Today, Hershey’s direct-sourcing commitment represents a different, more ambitious approach. Direct sourcing gives the company more leverage and visibility in ensuring farmers meet sustainability standards, and provides more opportunities to directly support the communities where its supply chain originates. The Cocoa for Good program and its $500 million in funding targets farming community challenges such as poor nutrition, at-risk youth, poverty, and vulnerable ecosystems. Hershey also plans to expand its Child Labor Monitoring and Remediation System (CLMRS), to assess over 125,000 children and provide any necessary remediation. Such remediation might include providing birth certificates so children can stay in school, since many families lack the necessary documentation for their children to continue into secondary school. In 2019, Hershey’s CLMRS monitored 68,988 children, already double the number in 2018. The program also aims to invest in farmer training, with the goal to help address poverty by improving efficiency.
Appointed to the job in 2017, CEO Michele Buck may be helping drive Hershey’s new approach. One of only 33 female CEOs of Fortune 500 companies, Buck has also prioritized Hershey’s nascent move into hearty snacks such as beef jerky, snack mixes and nuts, and away from its reliance on less healthy confections. Gender diversity is a strength from top to bottom, with the company’s workforce approximately 48% female, 42% women on the Board, and a 0.99 gender pay ratio (compared to the 0.82 national average). Such near-parity, along with the company’s ambitious goals to reduce carbon emissions, water use and waste by 25% and packaging material by 25 million pounds by 2025 (on top of 13% emissions reductions already achieved since 2015), have landed it on the Dow Jones Sustainability World Index for 7 years, with high rankings from Corporate Responsibility Magazine, DiversityInc and the Human Rights Campain (HRC), among others.
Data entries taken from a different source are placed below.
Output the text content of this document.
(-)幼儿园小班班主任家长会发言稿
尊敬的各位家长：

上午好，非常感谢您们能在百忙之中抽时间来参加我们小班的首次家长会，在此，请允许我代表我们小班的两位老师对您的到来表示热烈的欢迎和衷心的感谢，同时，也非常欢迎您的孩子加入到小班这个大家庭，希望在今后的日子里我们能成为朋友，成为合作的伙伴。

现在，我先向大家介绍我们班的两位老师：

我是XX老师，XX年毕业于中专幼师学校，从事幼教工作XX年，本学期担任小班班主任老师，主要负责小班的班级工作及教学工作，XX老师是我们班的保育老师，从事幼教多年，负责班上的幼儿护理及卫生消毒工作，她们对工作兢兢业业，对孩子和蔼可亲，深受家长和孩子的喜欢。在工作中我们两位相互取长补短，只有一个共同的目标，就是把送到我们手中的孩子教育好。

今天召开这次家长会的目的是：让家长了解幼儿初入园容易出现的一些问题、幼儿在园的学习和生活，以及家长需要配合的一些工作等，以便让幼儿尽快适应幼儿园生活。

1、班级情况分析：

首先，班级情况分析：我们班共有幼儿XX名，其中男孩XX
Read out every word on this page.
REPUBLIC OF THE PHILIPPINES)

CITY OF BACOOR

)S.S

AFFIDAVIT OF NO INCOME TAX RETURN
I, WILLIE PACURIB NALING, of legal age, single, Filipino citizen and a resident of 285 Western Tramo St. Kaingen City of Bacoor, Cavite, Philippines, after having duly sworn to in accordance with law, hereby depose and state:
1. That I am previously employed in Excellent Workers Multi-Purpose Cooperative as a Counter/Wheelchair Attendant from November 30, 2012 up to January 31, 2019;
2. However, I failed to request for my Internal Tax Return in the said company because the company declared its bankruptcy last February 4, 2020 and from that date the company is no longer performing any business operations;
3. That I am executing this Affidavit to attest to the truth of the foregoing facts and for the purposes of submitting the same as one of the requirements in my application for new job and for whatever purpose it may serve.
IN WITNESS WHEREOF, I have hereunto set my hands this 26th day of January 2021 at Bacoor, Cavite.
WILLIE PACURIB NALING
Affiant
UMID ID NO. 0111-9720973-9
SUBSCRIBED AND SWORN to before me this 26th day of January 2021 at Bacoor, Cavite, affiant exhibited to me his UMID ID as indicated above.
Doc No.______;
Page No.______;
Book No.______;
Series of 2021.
Perhaps most important in our view, Hershey’s position on child labor in cocoa has gone from that of laggard to leader, with the company choosing transparency and facing up to its challenges. As Buck said in Hershey’s 2019 CSR Report: “we continue to make good progress within our Cocoa for Good Strategy, but we know there is a long way to go to resolve some of the most pressing issues facing cocoa-growing communities, including child labor.”